Highway One is closed to thru traffic

Header Photo, Rat Creek by Heath Johnston, Supervisor, Cal Trans Big Sur Station

It washed out at Rat Creek, at Mile Marker 30, south of Esalen, on Thursday, 1/28/21, and as of now there is no expected time line for repairing it. When there is, I will add it here. I am asked hundreds of times during slides where the slide is in relation to something else. The following link will answer that question for you.

7 am, 1/29/21 Photo by Heath Johnston

Interactive Highway Map with Mile Markers and slide names is to the right, under “Pages” first one *Big Sur Interactive Maps… if the following link doesn’t work. *Big Sur Interactive Slide Maps will answer any questions you may have about where something is in relation to something else.

There is a fascinating historical study of the road closures of Highway One in Big Sur contacted for by Cal Trans in 2000. It is well worth your time. History of Road Closures in Big Sur

Also, just a reminder that there is an entire page devoted to the history and information about Highway One. Here is the link: https://bigsurkate.blog/history-info-on-highway-one/

17 thoughts on “Highway One is closed to thru traffic

  1. One of my favorite songs to listen to in my car as I travel HWY 1 –

    Big Sur, the wild land 1,200+ of us call home.

    After the MLK fiasco- I knew, SHE would POP-

    SHE= Mother Sur- the Steward of this Coast. xoxoxox

  2. Thanks for keeping us up to date, Kate. Stay safe & dry up there.
    Cheers, Pete Tillman
    Cambria

  3. Loks like they should add a big culvert under the hwy there and a debri barrrier on the east side of hwy….guess no jade picking for awhile for us monterey guys….

  4. At some point, Caltrans is going to have to do what China does, just build a 100-mile bridge on concrete posts out in the water.

  5. Any chance this road will be fixed by next week? Or at least a temporary ramp/jump to get past the slide?

  6. A thought to consider for the future:

    If CalTrans work crews were stationed at potential culvert blockage sites-
    to keep the debris from clogging the culvert-
    as a large storm was anticipated,
    the cost might be kept to the tens of thousands of dollars,
    rather than millions of dollars and a year of inconvenience.

    Rat Creek was known to be susceptible to erosion due to the proximity to the fire burn scar.
    With some administrative foresight to maintain workers on site, this slip might have been avoided.

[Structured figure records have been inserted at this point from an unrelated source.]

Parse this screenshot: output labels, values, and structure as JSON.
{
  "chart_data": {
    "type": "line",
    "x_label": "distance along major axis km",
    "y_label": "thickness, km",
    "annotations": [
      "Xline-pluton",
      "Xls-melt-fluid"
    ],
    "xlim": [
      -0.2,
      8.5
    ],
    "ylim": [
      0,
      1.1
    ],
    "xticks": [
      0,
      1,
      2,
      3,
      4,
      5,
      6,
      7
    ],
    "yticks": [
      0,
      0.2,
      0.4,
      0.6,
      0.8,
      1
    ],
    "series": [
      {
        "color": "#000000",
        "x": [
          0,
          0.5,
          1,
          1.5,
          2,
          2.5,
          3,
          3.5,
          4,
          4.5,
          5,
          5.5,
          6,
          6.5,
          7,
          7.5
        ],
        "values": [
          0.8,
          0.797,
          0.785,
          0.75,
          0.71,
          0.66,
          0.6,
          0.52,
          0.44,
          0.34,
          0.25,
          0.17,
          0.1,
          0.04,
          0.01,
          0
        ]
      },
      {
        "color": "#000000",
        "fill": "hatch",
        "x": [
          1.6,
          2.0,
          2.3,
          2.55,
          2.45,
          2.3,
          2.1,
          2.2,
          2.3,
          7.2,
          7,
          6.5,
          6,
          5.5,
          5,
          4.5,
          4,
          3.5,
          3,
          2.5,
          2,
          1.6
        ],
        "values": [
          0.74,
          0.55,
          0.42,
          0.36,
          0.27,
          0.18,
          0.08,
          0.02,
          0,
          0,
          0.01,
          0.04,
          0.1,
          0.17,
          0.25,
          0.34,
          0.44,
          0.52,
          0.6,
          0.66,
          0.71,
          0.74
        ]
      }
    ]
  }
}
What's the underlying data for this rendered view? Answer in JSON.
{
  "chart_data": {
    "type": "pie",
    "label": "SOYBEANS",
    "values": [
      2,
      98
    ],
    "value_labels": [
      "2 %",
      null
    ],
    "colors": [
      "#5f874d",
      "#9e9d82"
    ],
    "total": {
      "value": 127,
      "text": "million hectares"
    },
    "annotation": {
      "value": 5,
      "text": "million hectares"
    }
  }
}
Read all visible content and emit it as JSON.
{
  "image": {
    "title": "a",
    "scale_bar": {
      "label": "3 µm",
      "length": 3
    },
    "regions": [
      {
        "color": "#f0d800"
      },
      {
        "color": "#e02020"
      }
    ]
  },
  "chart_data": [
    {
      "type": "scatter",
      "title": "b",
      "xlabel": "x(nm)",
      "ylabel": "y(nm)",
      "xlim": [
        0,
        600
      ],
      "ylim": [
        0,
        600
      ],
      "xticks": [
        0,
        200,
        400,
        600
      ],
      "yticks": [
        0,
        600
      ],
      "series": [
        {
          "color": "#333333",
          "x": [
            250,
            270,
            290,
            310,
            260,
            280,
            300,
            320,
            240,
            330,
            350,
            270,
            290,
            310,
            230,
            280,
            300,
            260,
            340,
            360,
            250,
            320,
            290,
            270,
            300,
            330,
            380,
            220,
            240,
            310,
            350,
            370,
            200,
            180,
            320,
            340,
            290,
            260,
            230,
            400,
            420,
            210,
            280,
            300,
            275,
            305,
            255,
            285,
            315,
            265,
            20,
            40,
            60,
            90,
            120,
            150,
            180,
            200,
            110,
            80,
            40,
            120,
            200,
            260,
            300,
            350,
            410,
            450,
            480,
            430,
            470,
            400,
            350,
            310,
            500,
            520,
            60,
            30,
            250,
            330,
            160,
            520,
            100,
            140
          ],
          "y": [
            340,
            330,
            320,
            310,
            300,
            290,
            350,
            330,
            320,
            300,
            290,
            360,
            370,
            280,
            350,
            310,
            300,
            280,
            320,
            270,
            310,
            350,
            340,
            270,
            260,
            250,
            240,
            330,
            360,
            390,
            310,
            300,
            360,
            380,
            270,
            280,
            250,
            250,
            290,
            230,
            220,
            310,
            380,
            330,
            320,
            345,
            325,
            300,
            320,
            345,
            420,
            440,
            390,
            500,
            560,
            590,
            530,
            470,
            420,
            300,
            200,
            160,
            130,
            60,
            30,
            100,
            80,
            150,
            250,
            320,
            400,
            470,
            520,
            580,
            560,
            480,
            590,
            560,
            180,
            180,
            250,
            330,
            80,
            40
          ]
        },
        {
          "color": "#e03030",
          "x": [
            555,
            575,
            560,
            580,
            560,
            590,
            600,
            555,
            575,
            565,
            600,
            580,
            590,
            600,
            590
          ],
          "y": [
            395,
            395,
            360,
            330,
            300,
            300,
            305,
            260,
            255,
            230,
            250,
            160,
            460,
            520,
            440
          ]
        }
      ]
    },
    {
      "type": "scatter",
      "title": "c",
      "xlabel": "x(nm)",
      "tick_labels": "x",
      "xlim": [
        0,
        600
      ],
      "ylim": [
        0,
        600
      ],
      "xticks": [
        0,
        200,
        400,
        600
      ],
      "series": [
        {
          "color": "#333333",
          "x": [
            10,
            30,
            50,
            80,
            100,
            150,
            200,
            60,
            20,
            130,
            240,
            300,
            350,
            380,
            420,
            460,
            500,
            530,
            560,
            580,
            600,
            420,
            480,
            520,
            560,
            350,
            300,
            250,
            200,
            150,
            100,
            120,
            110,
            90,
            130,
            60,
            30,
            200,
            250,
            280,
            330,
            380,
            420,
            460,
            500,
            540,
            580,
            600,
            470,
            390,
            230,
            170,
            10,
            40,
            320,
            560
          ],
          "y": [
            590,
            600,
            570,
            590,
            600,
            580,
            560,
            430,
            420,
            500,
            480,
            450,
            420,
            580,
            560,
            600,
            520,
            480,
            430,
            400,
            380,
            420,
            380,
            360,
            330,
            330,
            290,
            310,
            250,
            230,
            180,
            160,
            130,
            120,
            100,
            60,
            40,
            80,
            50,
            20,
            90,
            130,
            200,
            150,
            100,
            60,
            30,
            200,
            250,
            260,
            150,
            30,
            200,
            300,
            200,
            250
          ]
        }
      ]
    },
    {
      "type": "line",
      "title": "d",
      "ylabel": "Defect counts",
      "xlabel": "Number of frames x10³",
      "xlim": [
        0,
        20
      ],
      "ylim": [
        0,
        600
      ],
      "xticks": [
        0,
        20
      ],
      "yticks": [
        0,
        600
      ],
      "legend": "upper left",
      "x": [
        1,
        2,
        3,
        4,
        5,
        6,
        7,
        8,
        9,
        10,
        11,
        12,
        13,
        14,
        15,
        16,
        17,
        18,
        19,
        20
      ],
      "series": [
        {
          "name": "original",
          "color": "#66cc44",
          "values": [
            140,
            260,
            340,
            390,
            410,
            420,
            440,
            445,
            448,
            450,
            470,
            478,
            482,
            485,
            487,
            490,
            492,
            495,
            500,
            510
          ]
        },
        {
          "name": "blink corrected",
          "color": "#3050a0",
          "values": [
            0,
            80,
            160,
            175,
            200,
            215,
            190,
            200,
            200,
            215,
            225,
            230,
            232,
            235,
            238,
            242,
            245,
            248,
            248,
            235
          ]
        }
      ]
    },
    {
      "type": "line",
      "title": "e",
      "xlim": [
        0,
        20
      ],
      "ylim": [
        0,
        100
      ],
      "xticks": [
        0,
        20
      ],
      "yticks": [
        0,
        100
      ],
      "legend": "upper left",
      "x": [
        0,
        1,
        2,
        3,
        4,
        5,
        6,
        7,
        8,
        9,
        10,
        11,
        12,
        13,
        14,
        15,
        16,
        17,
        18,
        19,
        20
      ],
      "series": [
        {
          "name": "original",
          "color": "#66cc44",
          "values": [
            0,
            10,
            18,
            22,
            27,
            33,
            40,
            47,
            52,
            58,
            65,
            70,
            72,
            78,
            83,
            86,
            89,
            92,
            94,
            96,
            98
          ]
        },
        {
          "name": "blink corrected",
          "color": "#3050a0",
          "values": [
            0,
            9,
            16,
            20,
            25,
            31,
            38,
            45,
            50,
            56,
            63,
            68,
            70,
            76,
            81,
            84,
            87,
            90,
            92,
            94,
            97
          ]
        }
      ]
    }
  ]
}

  7. Rat creek had slightly smaller debris flow in October 1985 following the Rat creek fire. Helmuth Morgenrath had been hired to clear out around the same culvert that failed last Wednesday night. It survived in ‘85. This will happen again some day. I hope they don’t just put in another culvert and fill it. The massive amount of debris, including many 20-50 ft. redwood logs, simply won’t fit through a 6 foot culvert. I witnessed such debris knocking the culvert over and plugging the drainage.

  8. More than a two month fix? I think our Highway 1 camper van trip is about to be canceled for the second year in a row.

  9. Christopher G – “At some point, Caltrans is going to have to do what China does, just build a 100-mile bridge on concrete posts out in the water.”
    ===

    Funny you mention that, because I wrote a post on that very thing back in July 2017 after the other major landslide. It has always seemed to me that there are areas or regions of Hwy 1 which will never truly be safe and conquerable. So why not alternatives which may seem expensive, but in the long run cheaper and safer for people and wildlife.

    https://timeless-environments.blogspot.com/2017/07/highways-tunnels-bridges-oh-my.html

  10. Major bummer! I’m sad to read that all y’all are going through this yet again – but (and I’m sorry to write this) it’s probably only going to get worse as time and climate change go on. We were burned out by a major wildfire here in southern Oregon back in September (the Almeda fire) and the fire, which was driven by freak high winds, wasn’t in or near any forested area, just brush, blackberries and cottonwood trees along a creek that were super dry due to drought. Anyway, grit yer teeth, cinch ‘er up and good luck to you all.

  11. The “Interactive” map does not go down to mile marker 30 so how can we see where the slide is located relative to other facilities?